Trener jakoś specjalnie motywował was w szatni?
- Odpowiednio nas zmotywował, ale każdy z nas wyszedł jeszcze bardziej naładowany i to pomogło.
Filip Matczak
To pana pierwszy tytuł mistrzowski?
Nie. Drugi, a trzeci medal. Poprzednie złoto też zdobyłem ze Stelmetem.
Trener desygnował pana na parkiet w drugiej kwarcie, przy bardzo złym wyniku.Zaskoczenie?
Nie, byłem cały czas gotowy na wyjście na parkiet i walkę. Tyle, że rzeczywiście niełatwo się gra kiedy rzadziej dostaje się okazję, a czasem w ogóle. Jednak trener próbuje, sprawdza dyspozycję zawodników więc trzeba zawsze być gotowym.
Wierzyliście w sukces nawet jak wysoko przegrywaliście?Trzeba i to zawsze. Drużyna takiej klasy jak Stelmet zawsze wierzy, że da radę odwrócić losy meczu. Tak było dziś w przerwie w szatni i było to bardzo widoczne w drugiej połowie, kiedy zaczęliśmy odrabiać straty.
Powrót do Stelmetu to dobry moment w pana karierze?
Tak. Wystarczy wspomnieć choćby o tym, że gdybym został w Asseco sezon skończyłby się dla mnie z końcem kwietnia. Nie miałbym szansy kontynuować gry o dużą stawkę, w zespole w którym się wychowałem. Oczywiście raz z lepszym, raz z gorszym skutkiem.

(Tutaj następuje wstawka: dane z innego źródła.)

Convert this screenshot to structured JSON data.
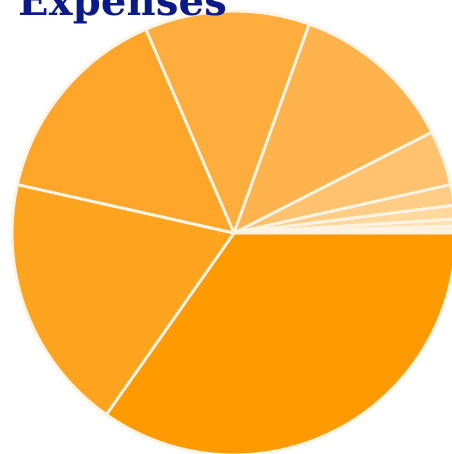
{
  "chart_data": {
    "type": "pie",
    "title": "Expenses",
    "slices": [
      {
        "value": 34.75,
        "color": "#ff9a00"
      },
      {
        "value": 18.75,
        "color": "#ffa41f"
      },
      {
        "value": 15.0,
        "color": "#ffa52a"
      },
      {
        "value": 12.0,
        "color": "#ffad3c"
      },
      {
        "value": 12.0,
        "color": "#ffb34d"
      },
      {
        "value": 4.0,
        "color": "#ffc26e"
      },
      {
        "value": 1.5,
        "color": "#ffcd85"
      },
      {
        "value": 1.0,
        "color": "#ffd89e"
      },
      {
        "value": 0.5,
        "color": "#ffe0b0"
      },
      {
        "value": 0.3,
        "color": "#ffe7c2"
      },
      {
        "value": 0.2,
        "color": "#fff0d8"
      }
    ],
    "legend": "none"
  }
}
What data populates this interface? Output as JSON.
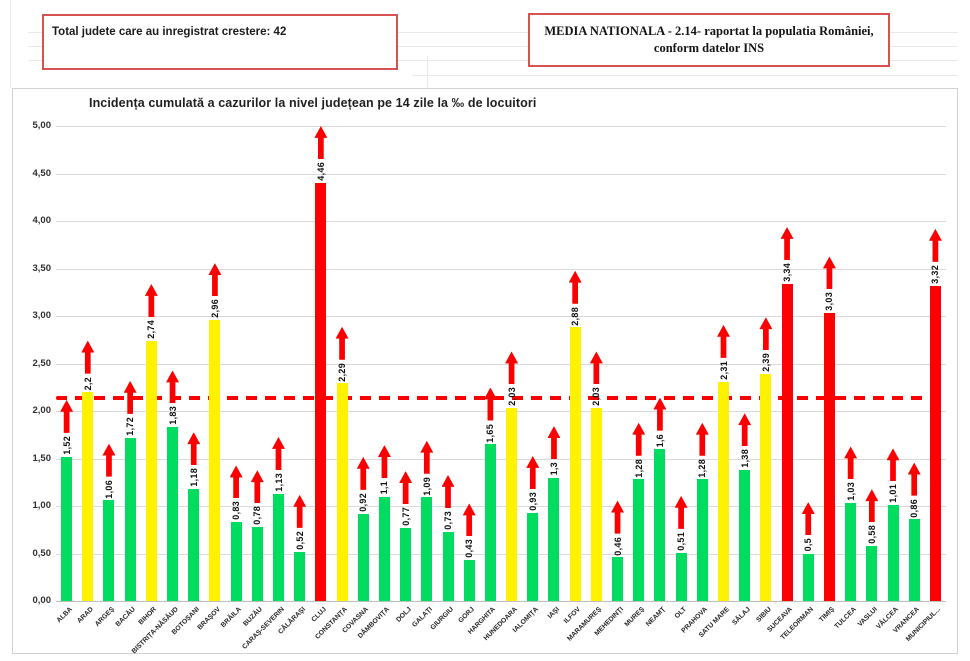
{
  "top": {
    "left_box_text": "Total judete care au inregistrat crestere: 42",
    "right_box_line1": "MEDIA NATIONALA - 2.14-  raportat la populatia României,",
    "right_box_line2": "conform datelor INS",
    "box_border_color": "#d95252"
  },
  "chart_data": {
    "type": "bar",
    "title": "Incidența cumulată a cazurilor la nivel județean pe 14 zile la ‰ de locuitori",
    "xlabel": "",
    "ylabel": "",
    "ylim": [
      0,
      5
    ],
    "ytick_step": 0.5,
    "ytick_labels": [
      "0,00",
      "0,50",
      "1,00",
      "1,50",
      "2,00",
      "2,50",
      "3,00",
      "3,50",
      "4,00",
      "4,50",
      "5,00"
    ],
    "grid": true,
    "legend": null,
    "reference_line": {
      "value": 2.14,
      "label": "media nationala",
      "color": "#fb0000",
      "style": "dashed"
    },
    "marker_icon": "up-arrow",
    "colors": {
      "green": "#00dc5f",
      "yellow": "#fff200",
      "red": "#fe0000"
    },
    "color_rule": {
      "green_below": 2.0,
      "yellow_below": 3.0,
      "red_from": 3.0
    },
    "categories": [
      "ALBA",
      "ARAD",
      "ARGEȘ",
      "BACĂU",
      "BIHOR",
      "BISTRIȚA-NĂSĂUD",
      "BOTOȘANI",
      "BRAȘOV",
      "BRĂILA",
      "BUZĂU",
      "CARAȘ-SEVERIN",
      "CĂLĂRAȘI",
      "CLUJ",
      "CONSTANȚA",
      "COVASNA",
      "DÂMBOVIȚA",
      "DOLJ",
      "GALAȚI",
      "GIURGIU",
      "GORJ",
      "HARGHITA",
      "HUNEDOARA",
      "IALOMIȚA",
      "IAȘI",
      "ILFOV",
      "MARAMUREȘ",
      "MEHEDINȚI",
      "MUREȘ",
      "NEAMȚ",
      "OLT",
      "PRAHOVA",
      "SATU MARE",
      "SĂLAJ",
      "SIBIU",
      "SUCEAVA",
      "TELEORMAN",
      "TIMIȘ",
      "TULCEA",
      "VASLUI",
      "VÂLCEA",
      "VRANCEA",
      "MUNICIPIUL..."
    ],
    "values": [
      1.52,
      2.2,
      1.06,
      1.72,
      2.74,
      1.83,
      1.18,
      2.96,
      0.83,
      0.78,
      1.13,
      0.52,
      4.46,
      2.29,
      0.92,
      1.1,
      0.77,
      1.09,
      0.73,
      0.43,
      1.65,
      2.03,
      0.93,
      1.3,
      2.88,
      2.03,
      0.46,
      1.28,
      1.6,
      0.51,
      1.28,
      2.31,
      1.38,
      2.39,
      3.34,
      0.5,
      3.03,
      1.03,
      0.58,
      1.01,
      0.86,
      3.32
    ],
    "value_labels": [
      "1,52",
      "2,2",
      "1,06",
      "1,72",
      "2,74",
      "1,83",
      "1,18",
      "2,96",
      "0,83",
      "0,78",
      "1,13",
      "0,52",
      "4,46",
      "2,29",
      "0,92",
      "1,1",
      "0,77",
      "1,09",
      "0,73",
      "0,43",
      "1,65",
      "2,03",
      "0,93",
      "1,3",
      "2,88",
      "2,03",
      "0,46",
      "1,28",
      "1,6",
      "0,51",
      "1,28",
      "2,31",
      "1,38",
      "2,39",
      "3,34",
      "0,5",
      "3,03",
      "1,03",
      "0,58",
      "1,01",
      "0,86",
      "3,32"
    ],
    "bar_colors": [
      "green",
      "yellow",
      "green",
      "green",
      "yellow",
      "green",
      "green",
      "yellow",
      "green",
      "green",
      "green",
      "green",
      "red",
      "yellow",
      "green",
      "green",
      "green",
      "green",
      "green",
      "green",
      "green",
      "yellow",
      "green",
      "green",
      "yellow",
      "yellow",
      "green",
      "green",
      "green",
      "green",
      "green",
      "yellow",
      "green",
      "yellow",
      "red",
      "green",
      "red",
      "green",
      "green",
      "green",
      "green",
      "red"
    ]
  }
}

W efekcie wystąpić w meczu o złoto i zdobyć medal. Oczywiście zawsze chciałoby się mieć w tym większy wkład. Ale jest jak jest.
Przy pana powrocie do Stelmetu wspominano, że to inwestycja na przyszłość. Można więc liczyć, że będzie pan więcej grać?
Mam nadzieję. Ten sezon był trudny bo niełatwo wkomponować się w drużynę, tym bardziej że na każdej pozycji byli dobrzy zawodnicy. Jednak wszystko przede mną. Teraz przede mną krótki odpoczynek i już za pięć dni jadę na zgrupowanie kadry B.